I think I understand Alan's objection, and would like to offer a rebuttal.
(If I haven't got the objection right, I can be sure I'll hear about that
soon enough).

Suppose we take three vectors of random numbers, x, y and z. The elements
of each vector are drawn independently, and the expected correlation
between any pair is zero. Now we form two new vectors, u and v, as
follows: the kth element of u is the product of the kth element of x and
the kth element of z, while v(k) = y(k)*z(k). Now, what is the expected
value of the correlation between u and v? It is positive, due to the
common factor provided by the action of z on both x and y. If x and y
started out positively correlated, this correlation will be magnified by
the transformation.

The above are simple statistical propositions; they are not in dispute.
Now, as I understand it, Alan's claim is that have an important
application to the "Shaikh methodology" for testing the labour theory of
value. What we really want to assess is the correlation between price (x)
and labour-content (y) at the level of the individual commodity. But what
we actually have to work with are aggregate price and aggregate
labour-content at industry level. But the latter variables correspond to
u and v above, where the z vector is the vector of "scales" of the various
industries. That is, the aggregate price for the car industry is the
price per car multiplied by the number of cars produced, while the
aggregate labour-content is the labour-time per car, also mutiplied by the
number of cars produced, and so on for every other industry. Thus,
according to the statistical reasoning above, even if there is no
correlation between labour-content and price at the level of the
individual commodity, there will be an induced correlation at industry
level; and if there is a positive correlation to start with it will be
spuriously amplified.

Do I have the objection right?

The objection looks quite plausible at first glance, but actually it is
spurious. The easiest way to see why is, I think, as follows. Suppose
for a moment that the objection were valid. Then, in principle at any
rate, there is an obvious correction one could apply. One could obtain
the z vector, i.e. the vector of scales of the various industries, and
divide the elements of the industry-level price and labour-content vectors
by the elements of z. Then we'd be back at what we "ought" to be

The trouble with this notion is that the z vector doesn't exist. I don't
mean it's not published by the BEA or the CSO -- it doesn't exist in
principle. What, for instance, is the scale of the electricity industry?
Is it the number of kilowatt-hours produced per year? The number of
watt-seconds? The number of terawatt-hours? What is the scale of the oil
industry? Is is measured in barrels, thimblefuls or metric tonnes? The
beer industry: bottles, fluid ounces, cases, gallons? If the elements of
the putative z vector all had the same dimension, then the choice of a
unit of measurement, while arbitrary, would not be problematic because it
would simply scale all the elements of z correspondingly. But the
putative "z" is composed of incommensurables. There's no such animal.
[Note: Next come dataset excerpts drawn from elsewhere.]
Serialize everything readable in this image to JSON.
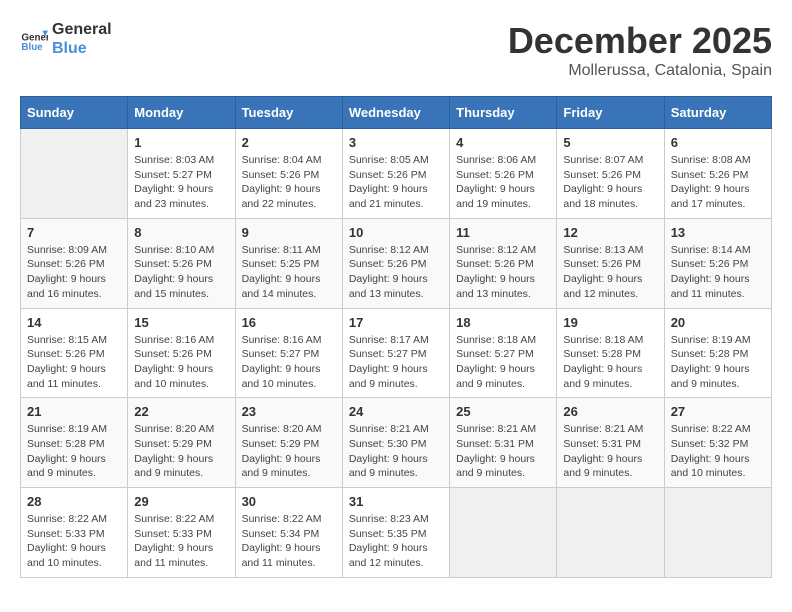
{
  "header": {
    "logo_line1": "General",
    "logo_line2": "Blue",
    "title": "December 2025",
    "subtitle": "Mollerussa, Catalonia, Spain"
  },
  "weekdays": [
    "Sunday",
    "Monday",
    "Tuesday",
    "Wednesday",
    "Thursday",
    "Friday",
    "Saturday"
  ],
  "weeks": [
    [
      {
        "day": "",
        "info": ""
      },
      {
        "day": "1",
        "info": "Sunrise: 8:03 AM\nSunset: 5:27 PM\nDaylight: 9 hours\nand 23 minutes."
      },
      {
        "day": "2",
        "info": "Sunrise: 8:04 AM\nSunset: 5:26 PM\nDaylight: 9 hours\nand 22 minutes."
      },
      {
        "day": "3",
        "info": "Sunrise: 8:05 AM\nSunset: 5:26 PM\nDaylight: 9 hours\nand 21 minutes."
      },
      {
        "day": "4",
        "info": "Sunrise: 8:06 AM\nSunset: 5:26 PM\nDaylight: 9 hours\nand 19 minutes."
      },
      {
        "day": "5",
        "info": "Sunrise: 8:07 AM\nSunset: 5:26 PM\nDaylight: 9 hours\nand 18 minutes."
      },
      {
        "day": "6",
        "info": "Sunrise: 8:08 AM\nSunset: 5:26 PM\nDaylight: 9 hours\nand 17 minutes."
      }
    ],
    [
      {
        "day": "7",
        "info": "Sunrise: 8:09 AM\nSunset: 5:26 PM\nDaylight: 9 hours\nand 16 minutes."
      },
      {
        "day": "8",
        "info": "Sunrise: 8:10 AM\nSunset: 5:26 PM\nDaylight: 9 hours\nand 15 minutes."
      },
      {
        "day": "9",
        "info": "Sunrise: 8:11 AM\nSunset: 5:25 PM\nDaylight: 9 hours\nand 14 minutes."
      },
      {
        "day": "10",
        "info": "Sunrise: 8:12 AM\nSunset: 5:26 PM\nDaylight: 9 hours\nand 13 minutes."
      },
      {
        "day": "11",
        "info": "Sunrise: 8:12 AM\nSunset: 5:26 PM\nDaylight: 9 hours\nand 13 minutes."
      },
      {
        "day": "12",
        "info": "Sunrise: 8:13 AM\nSunset: 5:26 PM\nDaylight: 9 hours\nand 12 minutes."
      },
      {
        "day": "13",
        "info": "Sunrise: 8:14 AM\nSunset: 5:26 PM\nDaylight: 9 hours\nand 11 minutes."
      }
    ],
    [
      {
        "day": "14",
        "info": "Sunrise: 8:15 AM\nSunset: 5:26 PM\nDaylight: 9 hours\nand 11 minutes."
      },
      {
        "day": "15",
        "info": "Sunrise: 8:16 AM\nSunset: 5:26 PM\nDaylight: 9 hours\nand 10 minutes."
      },
      {
        "day": "16",
        "info": "Sunrise: 8:16 AM\nSunset: 5:27 PM\nDaylight: 9 hours\nand 10 minutes."
      },
      {
        "day": "17",
        "info": "Sunrise: 8:17 AM\nSunset: 5:27 PM\nDaylight: 9 hours\nand 9 minutes."
      },
      {
        "day": "18",
        "info": "Sunrise: 8:18 AM\nSunset: 5:27 PM\nDaylight: 9 hours\nand 9 minutes."
      },
      {
        "day": "19",
        "info": "Sunrise: 8:18 AM\nSunset: 5:28 PM\nDaylight: 9 hours\nand 9 minutes."
      },
      {
        "day": "20",
        "info": "Sunrise: 8:19 AM\nSunset: 5:28 PM\nDaylight: 9 hours\nand 9 minutes."
      }
    ],
    [
      {
        "day": "21",
        "info": "Sunrise: 8:19 AM\nSunset: 5:28 PM\nDaylight: 9 hours\nand 9 minutes."
      },
      {
        "day": "22",
        "info": "Sunrise: 8:20 AM\nSunset: 5:29 PM\nDaylight: 9 hours\nand 9 minutes."
      },
      {
        "day": "23",
        "info": "Sunrise: 8:20 AM\nSunset: 5:29 PM\nDaylight: 9 hours\nand 9 minutes."
      },
      {
        "day": "24",
        "info": "Sunrise: 8:21 AM\nSunset: 5:30 PM\nDaylight: 9 hours\nand 9 minutes."
      },
      {
        "day": "25",
        "info": "Sunrise: 8:21 AM\nSunset: 5:31 PM\nDaylight: 9 hours\nand 9 minutes."
      },
      {
        "day": "26",
        "info": "Sunrise: 8:21 AM\nSunset: 5:31 PM\nDaylight: 9 hours\nand 9 minutes."
      },
      {
        "day": "27",
        "info": "Sunrise: 8:22 AM\nSunset: 5:32 PM\nDaylight: 9 hours\nand 10 minutes."
      }
    ],
    [
      {
        "day": "28",
        "info": "Sunrise: 8:22 AM\nSunset: 5:33 PM\nDaylight: 9 hours\nand 10 minutes."
      },
      {
        "day": "29",
        "info": "Sunrise: 8:22 AM\nSunset: 5:33 PM\nDaylight: 9 hours\nand 11 minutes."
      },
      {
        "day": "30",
        "info": "Sunrise: 8:22 AM\nSunset: 5:34 PM\nDaylight: 9 hours\nand 11 minutes."
      },
      {
        "day": "31",
        "info": "Sunrise: 8:23 AM\nSunset: 5:35 PM\nDaylight: 9 hours\nand 12 minutes."
      },
      {
        "day": "",
        "info": ""
      },
      {
        "day": "",
        "info": ""
      },
      {
        "day": "",
        "info": ""
      }
    ]
  ]
}
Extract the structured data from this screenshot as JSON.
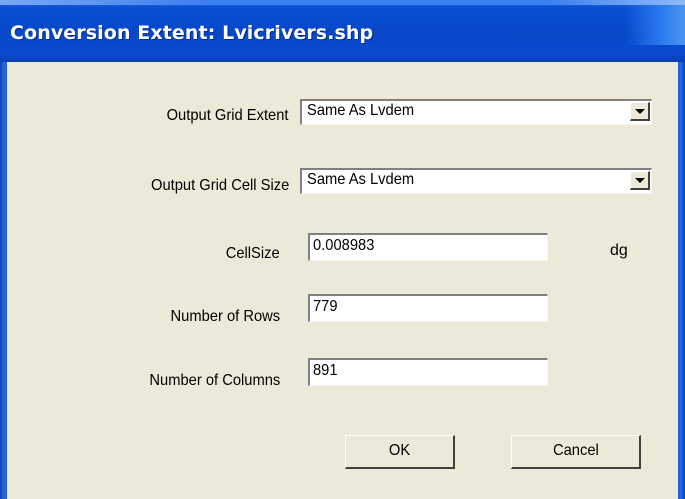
{
  "window": {
    "title": "Conversion Extent: Lvicrivers.shp"
  },
  "form": {
    "output_grid_extent": {
      "label": "Output Grid Extent",
      "value": "Same As Lvdem"
    },
    "output_grid_cell_size": {
      "label": "Output Grid Cell Size",
      "value": "Same As Lvdem"
    },
    "cell_size": {
      "label": "CellSize",
      "value": "0.008983",
      "unit": "dg"
    },
    "rows": {
      "label": "Number of Rows",
      "value": "779"
    },
    "columns": {
      "label": "Number of Columns",
      "value": "891"
    }
  },
  "buttons": {
    "ok": "OK",
    "cancel": "Cancel"
  },
  "icons": {
    "dropdown": "chevron-down-icon"
  },
  "colors": {
    "titlebar": "#0747c8",
    "dialog_bg": "#ece9d8"
  }
}
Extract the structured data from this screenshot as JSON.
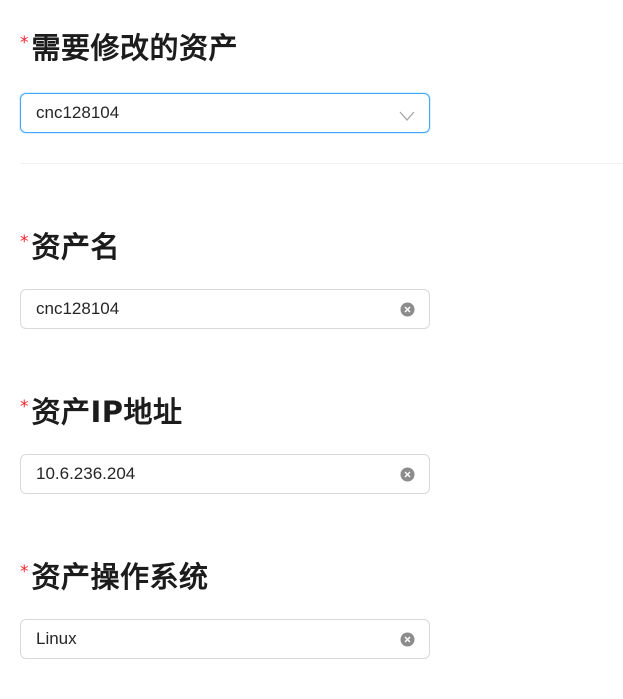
{
  "form": {
    "asset_select": {
      "required_mark": "*",
      "label": "需要修改的资产",
      "value": "cnc128104",
      "icon": "chevron-down-icon"
    },
    "asset_name": {
      "required_mark": "*",
      "label": "资产名",
      "value": "cnc128104",
      "icon": "clear-icon"
    },
    "asset_ip": {
      "required_mark": "*",
      "label": "资产IP地址",
      "value": "10.6.236.204",
      "icon": "clear-icon"
    },
    "asset_os": {
      "required_mark": "*",
      "label": "资产操作系统",
      "value": "Linux",
      "icon": "clear-icon"
    }
  },
  "colors": {
    "required": "#f5222d",
    "focus_border": "#40a9ff",
    "border": "#d9d9d9",
    "clear_icon": "#8c8c8c"
  }
}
Paul C and I have argued (drawing on Farjoun and Machover) that the proper
object of study is simply the ratio of price to embodied labour across the
various industries, with each industry weighted according to the
proportion of total social labour it accounts for. We examine the
coefficient of variation of this variable, and assess whether its
dispersion is broad or narrow compared with other variables of interest in
Marxian economics. It turns out to follow a rather narrow distribution
(compared, e.g. to the rate of profit). And we also show that the
dispersion of price/labour-content is very much narrower than that of
price/steel-content, or price to electricity-content, or price to
oil-content -- which provides, if you wish, a more pragmatic refutation of
the idea that the "closeness" of price and labour-content is some sort of
statistical artifact. It's not; and I find it puzzling that some Marxists
seem so concerned to argue that it is.